Período de intervalo

Os números referentes, sobretudo, à aplicação da segunda dose, dizem respeito também, ao período de intervalo de uma dose para a outra, o que depende de cada imunizante.

Na imunização feita com a vacina CoronaVac, o intervalo entre as duas aplicações deve ser entre 21 e 28 dias. Já a vacina AstraZeneca tem um intervalo de 90 dias, entre a primeira e segunda dose. Na capital, ficou pactuado junto ao Ministério da Saúde, o intervalo de 21 dias para a administração das duas doses da CoronaVac e mantido o intervalo da outra fabricante.

Aproveitamento de doses

De acordo com a secretária, o Ministério da Saúde preconiza que 20% de perda é aceitável, “mas nós entendemos que, diante do cenário que estamos vivendo, qualquer perda é dolorosa, é uma pessoa a menos que deixa de tomar a vacina”, ressalta.

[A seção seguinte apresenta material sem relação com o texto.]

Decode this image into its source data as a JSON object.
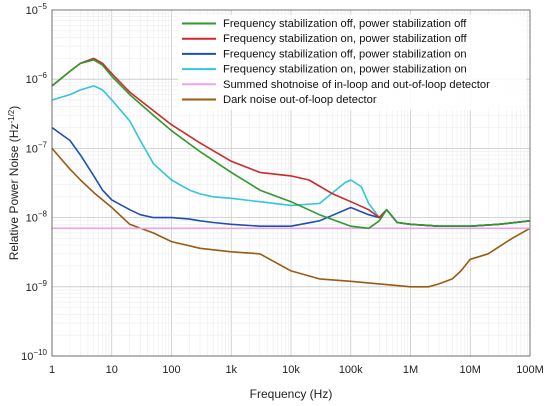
{
  "chart_data": {
    "type": "line",
    "title": "",
    "xlabel": "Frequency (Hz)",
    "ylabel": "Relative Power Noise (Hz",
    "ylabel_exp": "-1/2",
    "ylabel_close": ")",
    "xscale": "log",
    "yscale": "log",
    "xlim": [
      1,
      100000000
    ],
    "ylim": [
      1e-10,
      1e-05
    ],
    "grid": true,
    "legend_position": "top-right",
    "x_ticks": [
      {
        "value": 1,
        "label": "1"
      },
      {
        "value": 10,
        "label": "10"
      },
      {
        "value": 100,
        "label": "100"
      },
      {
        "value": 1000,
        "label": "1k"
      },
      {
        "value": 10000,
        "label": "10k"
      },
      {
        "value": 100000,
        "label": "100k"
      },
      {
        "value": 1000000,
        "label": "1M"
      },
      {
        "value": 10000000,
        "label": "10M"
      },
      {
        "value": 100000000,
        "label": "100M"
      }
    ],
    "y_ticks": [
      {
        "value": 1e-10,
        "mant": "10",
        "exp": "−10"
      },
      {
        "value": 1e-09,
        "mant": "10",
        "exp": "−9"
      },
      {
        "value": 1e-08,
        "mant": "10",
        "exp": "−8"
      },
      {
        "value": 1e-07,
        "mant": "10",
        "exp": "−7"
      },
      {
        "value": 1e-06,
        "mant": "10",
        "exp": "−6"
      },
      {
        "value": 1e-05,
        "mant": "10",
        "exp": "−5"
      }
    ],
    "series": [
      {
        "name": "Frequency stabilization off, power stabilization off",
        "color": "#2e9a2e",
        "x": [
          1,
          2,
          3,
          5,
          7,
          10,
          20,
          50,
          100,
          300,
          1000,
          3000,
          10000,
          30000,
          100000,
          200000,
          300000,
          400000,
          600000,
          1000000,
          3000000,
          10000000,
          30000000,
          100000000
        ],
        "y": [
          8e-07,
          1.3e-06,
          1.7e-06,
          1.9e-06,
          1.6e-06,
          1.1e-06,
          6e-07,
          3e-07,
          1.8e-07,
          9e-08,
          4.5e-08,
          2.5e-08,
          1.7e-08,
          1.1e-08,
          7.5e-09,
          7e-09,
          9e-09,
          1.3e-08,
          8.5e-09,
          8e-09,
          7.5e-09,
          7.5e-09,
          8e-09,
          9e-09
        ]
      },
      {
        "name": "Frequency stabilization on, power stabilization off",
        "color": "#cc2a2a",
        "x": [
          1,
          2,
          3,
          5,
          7,
          10,
          20,
          50,
          100,
          300,
          1000,
          3000,
          10000,
          20000,
          50000,
          100000,
          200000,
          300000,
          400000,
          600000,
          1000000,
          3000000,
          10000000,
          30000000,
          100000000
        ],
        "y": [
          8e-07,
          1.3e-06,
          1.7e-06,
          2e-06,
          1.7e-06,
          1.2e-06,
          6.5e-07,
          3.5e-07,
          2.2e-07,
          1.2e-07,
          6.5e-08,
          4.5e-08,
          4e-08,
          3.5e-08,
          2.2e-08,
          1.7e-08,
          1.3e-08,
          1e-08,
          1.3e-08,
          8.5e-09,
          8e-09,
          7.5e-09,
          7.5e-09,
          8e-09,
          9e-09
        ]
      },
      {
        "name": "Frequency stabilization off, power stabilization on",
        "color": "#1f4fb5",
        "x": [
          1,
          2,
          3,
          5,
          7,
          10,
          20,
          30,
          50,
          100,
          200,
          300,
          500,
          1000,
          3000,
          10000,
          30000,
          100000,
          200000,
          300000,
          400000,
          600000,
          1000000,
          3000000,
          10000000,
          30000000,
          100000000
        ],
        "y": [
          2e-07,
          1.3e-07,
          8e-08,
          4e-08,
          2.5e-08,
          1.8e-08,
          1.3e-08,
          1.1e-08,
          1e-08,
          1e-08,
          9.5e-09,
          9e-09,
          8.5e-09,
          8e-09,
          7.5e-09,
          7.5e-09,
          9e-09,
          1.4e-08,
          1.1e-08,
          1e-08,
          1.3e-08,
          8.5e-09,
          8e-09,
          7.5e-09,
          7.5e-09,
          8e-09,
          9e-09
        ]
      },
      {
        "name": "Frequency stabilization on, power stabilization on",
        "color": "#33c4e0",
        "x": [
          1,
          2,
          3,
          5,
          7,
          10,
          20,
          30,
          50,
          100,
          200,
          300,
          500,
          1000,
          3000,
          10000,
          30000,
          50000,
          80000,
          100000,
          150000,
          200000,
          300000,
          400000,
          600000,
          1000000,
          3000000,
          10000000,
          30000000,
          100000000
        ],
        "y": [
          5e-07,
          6e-07,
          7e-07,
          8e-07,
          7e-07,
          5e-07,
          2.5e-07,
          1.3e-07,
          6e-08,
          3.5e-08,
          2.5e-08,
          2.2e-08,
          2e-08,
          1.9e-08,
          1.7e-08,
          1.5e-08,
          1.6e-08,
          2.3e-08,
          3.2e-08,
          3.5e-08,
          2.8e-08,
          1.6e-08,
          1e-08,
          1.3e-08,
          8.5e-09,
          8e-09,
          7.5e-09,
          7.5e-09,
          8e-09,
          9e-09
        ]
      },
      {
        "name": "Summed shotnoise of in-loop and out-of-loop detector",
        "color": "#e8a6e8",
        "x": [
          1,
          100000000
        ],
        "y": [
          7e-09,
          7e-09
        ]
      },
      {
        "name": "Dark noise out-of-loop detector",
        "color": "#9a5a12",
        "x": [
          1,
          2,
          3,
          5,
          10,
          20,
          50,
          100,
          300,
          1000,
          3000,
          10000,
          30000,
          100000,
          300000,
          1000000,
          2000000,
          3000000,
          5000000,
          7000000,
          10000000,
          20000000,
          50000000,
          100000000
        ],
        "y": [
          1e-07,
          5e-08,
          3.5e-08,
          2.3e-08,
          1.4e-08,
          8e-09,
          6e-09,
          4.5e-09,
          3.6e-09,
          3.2e-09,
          3e-09,
          1.7e-09,
          1.3e-09,
          1.2e-09,
          1.1e-09,
          1e-09,
          1e-09,
          1.1e-09,
          1.3e-09,
          1.7e-09,
          2.5e-09,
          3e-09,
          5e-09,
          7e-09
        ]
      }
    ]
  }
}
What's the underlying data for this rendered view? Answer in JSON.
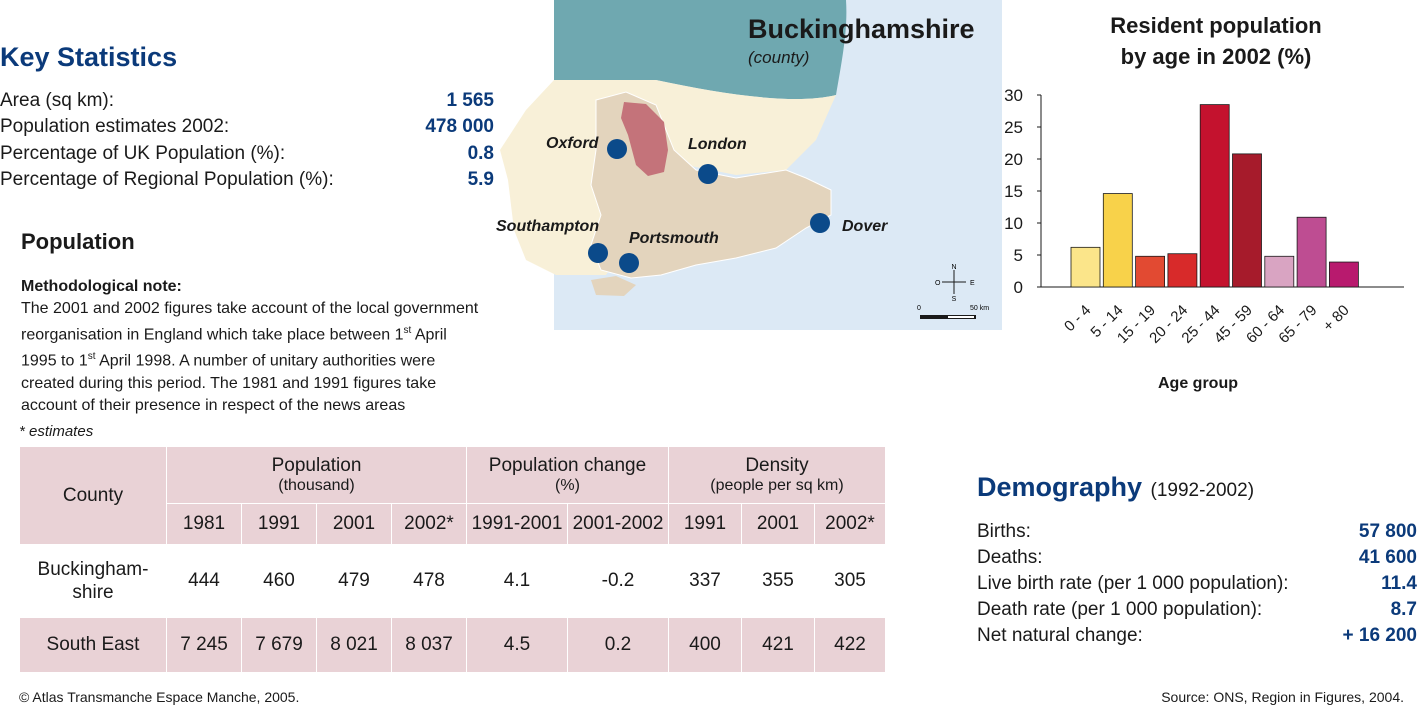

Cada frasco possui dez doses do imunizante, o qual, após aberto, tem um período máximo de utilização. A vacina da AstraZeneca deve ser utilizada em até seis horas. Já a da CoronaVac tem período de utilização de até oito horas.

Assim que o frasco é aberto, é anotado o horário e é iniciado o processo de controle, que consiste em acompanhar a utilização das doses. Caso fique verificado que não há demanda para aplicação de todas as doses, o frasco é prontamente remanejado para outra unidade, que pode ser o drive, ou outra Unidade Básica de Saúde (UBS) de maior movimento.

O trabalho é minucioso, exige todo um planejamento das equipes que têm como objetivo afzer que todas as doses sejam aplicadas.

“Outra coisa que fazemos quando vamos distribuir as vacinas é observar nas unidades básicas o número de pessoas naquela faixa etária ou público que tem naquela unidade, às vezes tem só dois idosos, por exemplo. Então, pra evitar abrir uma ampola que tem dez doses, e só vacinar duas pessoas, depois perder oito, a gente pede que os gerentes possam agendar a vacina desses idosos”, pontua Waneska Barboza.